If you have used the display already in this WHAT IF session, ONEHBO will
cause WHAT IF to ask you to pick two atoms, otherwise you will be prompted
for two atoms. In case you give a histidine side chain nitrogen, you will
be asked if this nitrogen should be used as a donor (protonated) or as an
acceptor (not protonated). WHAT IF will then calculate the four
hydrogen acceptance parameters for this atom pair, and display them. This
is a nice option to figure out why something is NOT a hydrogen bond.
I helps putting the molecule up at the screen first. (Picking WAIT helps
solving your problems when you forgot to do that first).
The option 1ATHBO can be used to determine all hydrogen bonds made by one
atom. You will be asked to pick an atom. If there is no graphics device
present you will be prompted to type residue and atom name.
Thereafter you will be prompted
for a range. All hydrogen bonds between the picked atom and the given
range will be listed and displayed similar as by the SHOHBO option.
I helps putting the molecule up at the screen first. (Picking WAIT helps
solving your problems when you forgot to do that first).
The command SPHHBO can be used to list and display all hydrogen bonds
in the environment of a certain residue. You will be prompted for a residue
and for a sphere radius. All hydrogen bonds between residues that fall
aproximately within this sphere radius will be listed and displayed.
WARNING: The hydrogen bond menu interpretation of a sphere is
not exactly the same as the graphics menu interpretation of a sphere.

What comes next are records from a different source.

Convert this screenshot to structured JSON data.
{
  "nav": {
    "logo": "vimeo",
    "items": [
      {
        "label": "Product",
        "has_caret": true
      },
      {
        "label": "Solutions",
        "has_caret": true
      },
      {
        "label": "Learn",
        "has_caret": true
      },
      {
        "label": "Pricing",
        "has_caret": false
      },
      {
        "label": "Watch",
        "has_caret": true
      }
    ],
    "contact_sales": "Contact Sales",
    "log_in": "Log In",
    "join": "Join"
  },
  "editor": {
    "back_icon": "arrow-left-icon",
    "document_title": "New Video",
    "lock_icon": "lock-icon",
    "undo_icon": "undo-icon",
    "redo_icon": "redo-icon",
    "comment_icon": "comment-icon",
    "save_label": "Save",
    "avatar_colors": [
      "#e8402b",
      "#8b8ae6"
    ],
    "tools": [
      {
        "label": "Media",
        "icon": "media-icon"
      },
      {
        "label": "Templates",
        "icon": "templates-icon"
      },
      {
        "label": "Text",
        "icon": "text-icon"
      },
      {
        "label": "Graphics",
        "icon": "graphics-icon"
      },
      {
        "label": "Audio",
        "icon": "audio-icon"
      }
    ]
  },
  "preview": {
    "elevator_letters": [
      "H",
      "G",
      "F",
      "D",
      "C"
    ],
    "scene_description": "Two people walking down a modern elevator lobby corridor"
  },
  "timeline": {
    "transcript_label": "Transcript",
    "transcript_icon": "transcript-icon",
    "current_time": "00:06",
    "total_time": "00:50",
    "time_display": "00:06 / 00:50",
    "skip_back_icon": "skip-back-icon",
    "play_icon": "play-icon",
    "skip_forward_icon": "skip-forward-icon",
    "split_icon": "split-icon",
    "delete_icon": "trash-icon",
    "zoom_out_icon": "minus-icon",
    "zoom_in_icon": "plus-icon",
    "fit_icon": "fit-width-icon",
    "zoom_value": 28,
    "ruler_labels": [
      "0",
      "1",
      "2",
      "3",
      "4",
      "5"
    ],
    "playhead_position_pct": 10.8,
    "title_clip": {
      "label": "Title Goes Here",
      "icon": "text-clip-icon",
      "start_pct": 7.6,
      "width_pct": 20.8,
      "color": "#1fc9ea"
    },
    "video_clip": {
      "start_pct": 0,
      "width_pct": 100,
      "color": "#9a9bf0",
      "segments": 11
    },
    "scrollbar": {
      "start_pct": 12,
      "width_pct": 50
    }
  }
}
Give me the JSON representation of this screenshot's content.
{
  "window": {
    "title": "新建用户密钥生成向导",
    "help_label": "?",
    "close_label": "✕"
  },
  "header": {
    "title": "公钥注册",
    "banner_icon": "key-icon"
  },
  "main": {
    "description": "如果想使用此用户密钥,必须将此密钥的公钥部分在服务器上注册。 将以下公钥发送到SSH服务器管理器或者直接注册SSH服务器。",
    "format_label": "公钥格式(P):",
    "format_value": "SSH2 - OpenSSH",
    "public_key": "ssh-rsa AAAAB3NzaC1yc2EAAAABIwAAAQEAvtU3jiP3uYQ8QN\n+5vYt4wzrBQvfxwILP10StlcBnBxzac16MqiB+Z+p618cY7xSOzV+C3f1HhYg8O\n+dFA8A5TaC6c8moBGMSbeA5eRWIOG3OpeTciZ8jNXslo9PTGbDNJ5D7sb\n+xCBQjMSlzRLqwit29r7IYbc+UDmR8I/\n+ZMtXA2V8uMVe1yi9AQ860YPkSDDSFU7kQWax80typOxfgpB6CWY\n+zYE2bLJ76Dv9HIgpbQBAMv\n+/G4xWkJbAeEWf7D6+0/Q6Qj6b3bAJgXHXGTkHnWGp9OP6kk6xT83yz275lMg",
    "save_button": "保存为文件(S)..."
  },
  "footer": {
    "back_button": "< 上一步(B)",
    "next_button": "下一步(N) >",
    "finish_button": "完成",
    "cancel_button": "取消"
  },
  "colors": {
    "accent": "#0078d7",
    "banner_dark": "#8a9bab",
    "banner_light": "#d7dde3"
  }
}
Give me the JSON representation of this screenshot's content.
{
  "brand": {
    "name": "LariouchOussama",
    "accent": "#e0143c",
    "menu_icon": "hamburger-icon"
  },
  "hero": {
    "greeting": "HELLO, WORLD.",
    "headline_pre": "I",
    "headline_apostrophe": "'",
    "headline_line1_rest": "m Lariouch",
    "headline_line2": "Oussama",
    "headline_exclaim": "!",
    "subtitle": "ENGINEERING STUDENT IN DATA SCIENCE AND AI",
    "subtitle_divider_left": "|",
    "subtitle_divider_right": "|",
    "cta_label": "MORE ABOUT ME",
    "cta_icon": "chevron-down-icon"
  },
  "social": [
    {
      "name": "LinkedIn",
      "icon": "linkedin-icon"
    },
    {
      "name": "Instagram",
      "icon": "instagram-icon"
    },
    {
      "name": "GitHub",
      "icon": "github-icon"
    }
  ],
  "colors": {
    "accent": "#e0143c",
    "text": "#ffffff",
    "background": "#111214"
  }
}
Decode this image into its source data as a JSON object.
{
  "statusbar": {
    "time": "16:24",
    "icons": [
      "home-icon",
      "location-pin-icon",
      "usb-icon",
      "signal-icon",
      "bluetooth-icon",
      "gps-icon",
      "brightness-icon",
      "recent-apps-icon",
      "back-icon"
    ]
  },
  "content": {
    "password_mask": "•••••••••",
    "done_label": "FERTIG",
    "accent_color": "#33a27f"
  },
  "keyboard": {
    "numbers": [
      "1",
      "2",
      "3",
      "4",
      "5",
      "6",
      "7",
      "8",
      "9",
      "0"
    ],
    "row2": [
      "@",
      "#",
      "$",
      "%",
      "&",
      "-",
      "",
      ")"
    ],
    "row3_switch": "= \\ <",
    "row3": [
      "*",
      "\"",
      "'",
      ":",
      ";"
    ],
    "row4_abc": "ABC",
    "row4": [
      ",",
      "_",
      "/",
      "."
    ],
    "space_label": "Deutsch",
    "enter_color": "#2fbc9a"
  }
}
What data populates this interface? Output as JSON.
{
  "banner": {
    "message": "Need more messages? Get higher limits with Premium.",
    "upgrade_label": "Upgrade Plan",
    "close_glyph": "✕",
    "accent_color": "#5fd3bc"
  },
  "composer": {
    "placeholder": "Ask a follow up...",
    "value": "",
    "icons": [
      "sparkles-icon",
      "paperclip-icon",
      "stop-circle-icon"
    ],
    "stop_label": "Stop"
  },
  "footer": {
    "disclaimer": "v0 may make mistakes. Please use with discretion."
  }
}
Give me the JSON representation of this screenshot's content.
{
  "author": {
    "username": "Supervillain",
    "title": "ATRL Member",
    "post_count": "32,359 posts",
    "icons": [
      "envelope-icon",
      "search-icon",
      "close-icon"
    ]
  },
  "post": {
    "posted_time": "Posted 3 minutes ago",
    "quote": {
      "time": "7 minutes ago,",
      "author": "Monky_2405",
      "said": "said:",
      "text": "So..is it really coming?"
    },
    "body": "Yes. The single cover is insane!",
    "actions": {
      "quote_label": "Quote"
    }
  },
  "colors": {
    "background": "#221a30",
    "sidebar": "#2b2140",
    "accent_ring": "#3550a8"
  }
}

This option should therefore only be used to evaluate the direct
environment of one (central) residue.
To show hydrogen bonds for only residues that have a certain secondary
structure, you can use the command HSTHBO. This option will prompt you
for the secondary structure type. Acceptable input is H, S, T, C and the
asterisk for helix, strand and sheet, turn, coil or everything
respectively.
Thereafter WHAT IF will execute the SHOHBO option. This means you will
be prompted for two ranges, all hydrogen bonds are shown and displayed,
and if wanted, statistics will be shown.
If the secondary structure was not yet calculated, it will be done
automatically. Both residues should have the requested secondary structure,
but do not necessarily have to sit in the same secondary structure element.
All (backbone and sidechain) atoms are used.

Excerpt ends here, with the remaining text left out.